Choose a tag to compare

@dylanuys dylanuys released this 12 Jun 22:43
· 3 commits to main since this release
e0a1a22

Summary

Two changes shipping together.

Sampling floors stopped mode budgets from meaning anything once the corpus grew: small mode asks for 600 total video samples, but the per-dataset minimums inflated that to ~24,200 across 238 datasets, pushing entrance exams past their 2-hour timeout.

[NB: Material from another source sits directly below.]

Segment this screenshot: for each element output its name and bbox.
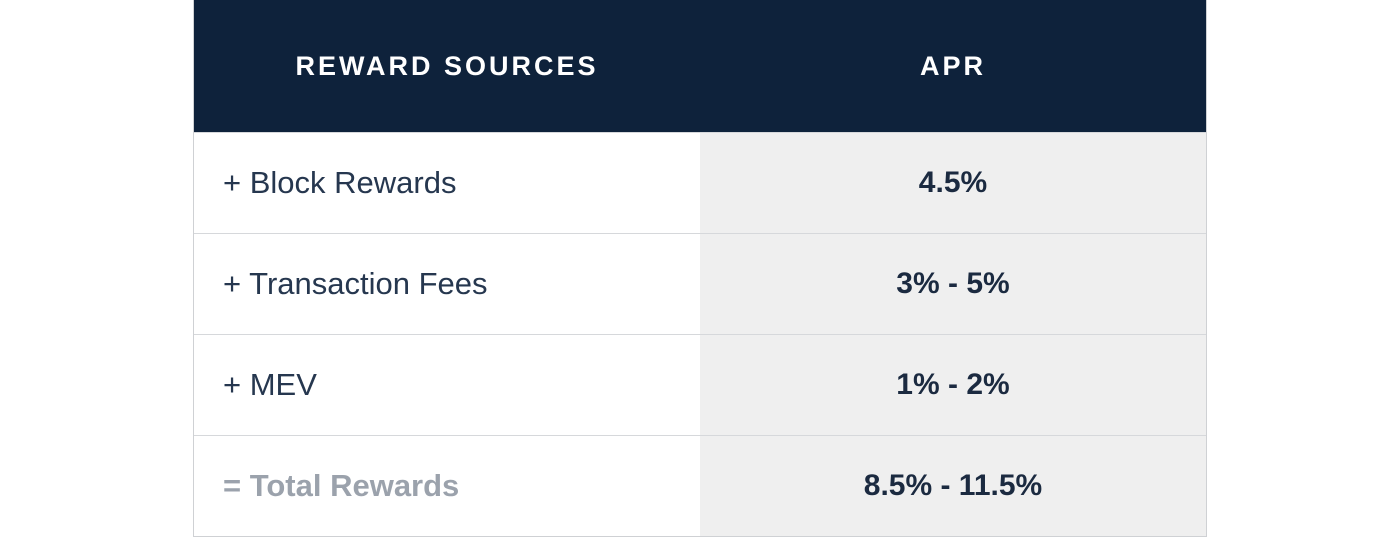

The floors now scale down to fit the mode's total budget; full-mode allocations are unchanged.

Version single-sourcing removes the duplicated version string — pyproject.toml is now the only place the version lives.

What changes

Sampling: per-dataset floors now respect the mode's total budget

calculate_weighted_dataset_sampling clamps every dataset's allocation to static floors (REGULAR_DATASET_MIN_SAMPLES=100, GASSTATION_DATASET_MIN_SAMPLES=500). With the video corpus at 238 datasets, these floors silently override the mode targets — the first v18 entrance exam processed 154/238 datasets in 2 hours, timed out, and the model was incorrectly failed and blocked.

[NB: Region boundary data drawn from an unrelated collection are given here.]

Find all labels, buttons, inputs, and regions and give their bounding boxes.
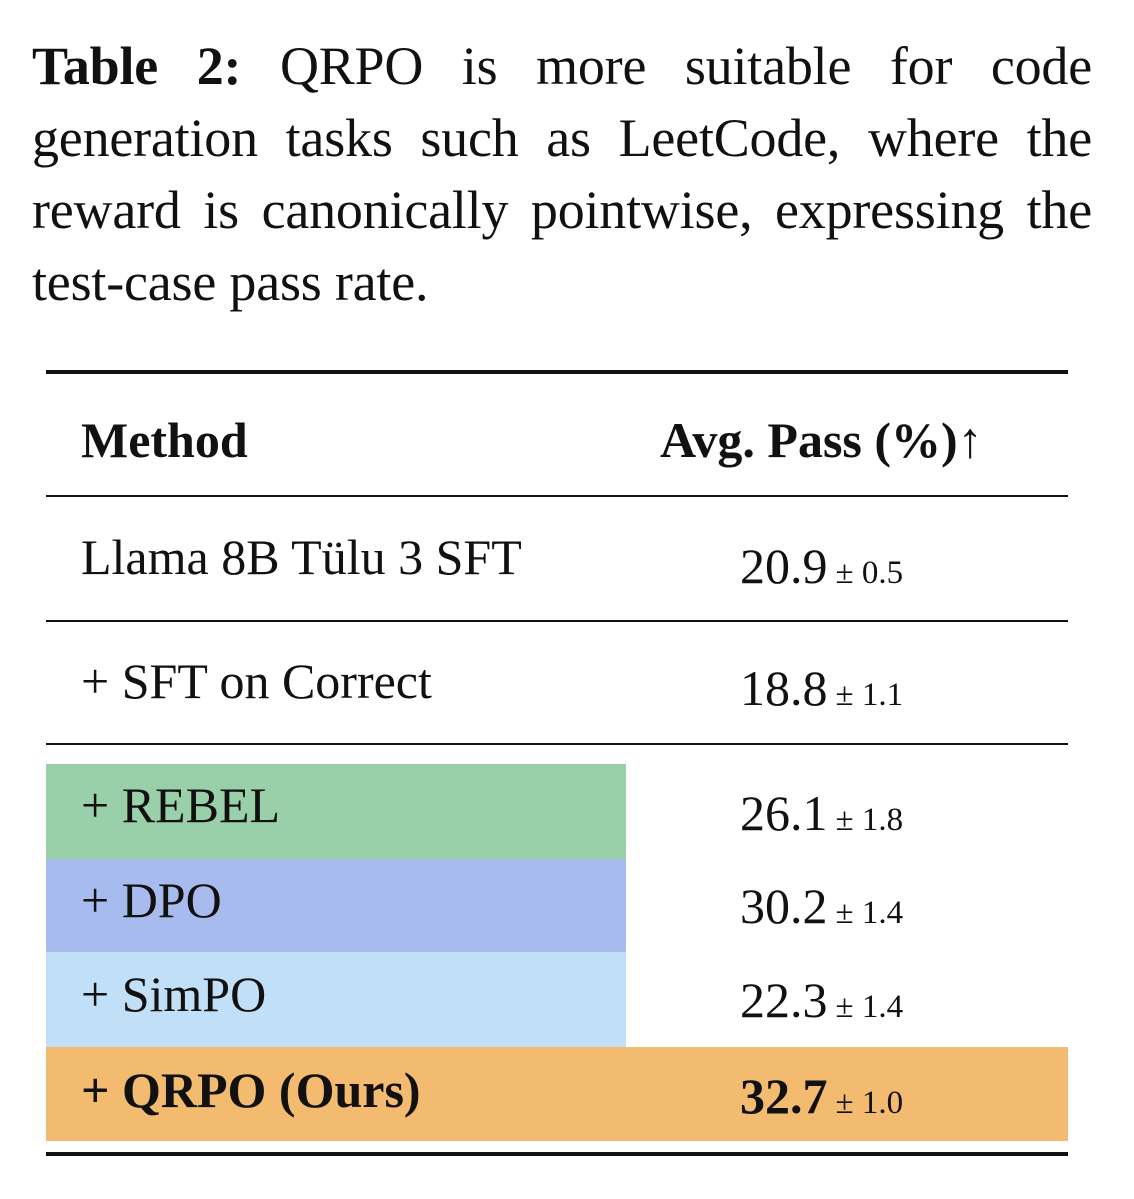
value-std: ± 0.5: [835, 555, 904, 591]
value-number: 32.7: [740, 1068, 828, 1124]
results-table: Method Avg. Pass (%)↑ Llama 8B Tülu 3 SF…: [46, 0, 1068, 1199]
top-rule: [46, 370, 1068, 374]
row-band-rebel: [46, 764, 626, 859]
table-caption: Table 2: QRPO is more suitable for code …: [32, 30, 1092, 318]
value-number: 20.9: [740, 538, 828, 594]
header-avg-pass: Avg. Pass (%)↑: [660, 412, 983, 468]
row-rule-2: [46, 743, 1068, 745]
value-std: ± 1.0: [835, 1085, 904, 1121]
value-std: ± 1.8: [835, 802, 904, 838]
row-band-dpo: [46, 859, 626, 952]
value-number: 26.1: [740, 785, 828, 841]
row-value: 18.8 ± 1.1: [740, 658, 903, 725]
row-method: + SimPO: [81, 966, 267, 1022]
bottom-rule: [46, 1152, 1068, 1156]
row-value: 26.1 ± 1.8: [740, 783, 903, 850]
row-value: 20.9 ± 0.5: [740, 536, 903, 603]
row-band-qrpo: [46, 1047, 1068, 1141]
row-method: + DPO: [81, 872, 222, 928]
value-std: ± 1.4: [835, 989, 904, 1025]
value-number: 30.2: [740, 878, 828, 934]
value-std: ± 1.1: [835, 677, 904, 713]
row-value: 32.7 ± 1.0: [740, 1066, 903, 1133]
row-method: Llama 8B Tülu 3 SFT: [81, 529, 522, 585]
row-rule-1: [46, 620, 1068, 622]
caption-text: QRPO is more suitable for code generatio…: [32, 36, 1092, 312]
row-band-simpo: [46, 952, 626, 1047]
caption-label: Table 2:: [32, 36, 242, 96]
row-value: 30.2 ± 1.4: [740, 876, 903, 943]
value-number: 22.3: [740, 972, 828, 1028]
value-std: ± 1.4: [835, 895, 904, 931]
value-number: 18.8: [740, 660, 828, 716]
header-method: Method: [81, 412, 248, 468]
header-rule: [46, 495, 1068, 497]
row-method: + SFT on Correct: [81, 653, 432, 709]
row-method: + QRPO (Ours): [81, 1062, 421, 1118]
row-value: 22.3 ± 1.4: [740, 970, 903, 1037]
row-method: + REBEL: [81, 777, 281, 833]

The floors now cap at an even share of target_total_samples (target // num_datasets, gasstation-weighted), so a mode's budget holds regardless of corpus size:

Run Before After
small video, 238 datasets ~24,200 samples (timeout) ~486 samples (~20–40 min)
full video 107/dataset, ~25,900 unchanged
full image 282/dataset, ~55,000 unchanged

Full-mode allocations are numerically identical — the floors only ever bound when the budget was being ignored, so production benchmark scores are unaffected. If more per-dataset signal is wanted in exams, BENCHMARK_TOTAL_OVERRIDES["small"] is now an honest dial (e.g. 600 → 2,400 ≈ 10/dataset).

Version: pyproject.toml is the single source

__version__ was hardcoded in both pyproject.toml and gasbench/__init__.py and had to be bumped in lockstep. __init__.py now derives it via importlib.metadata.version("gasbench") (with a 0.0.0+unknown fallback for uninstalled source checkouts). The CLI --version flag is unaffected.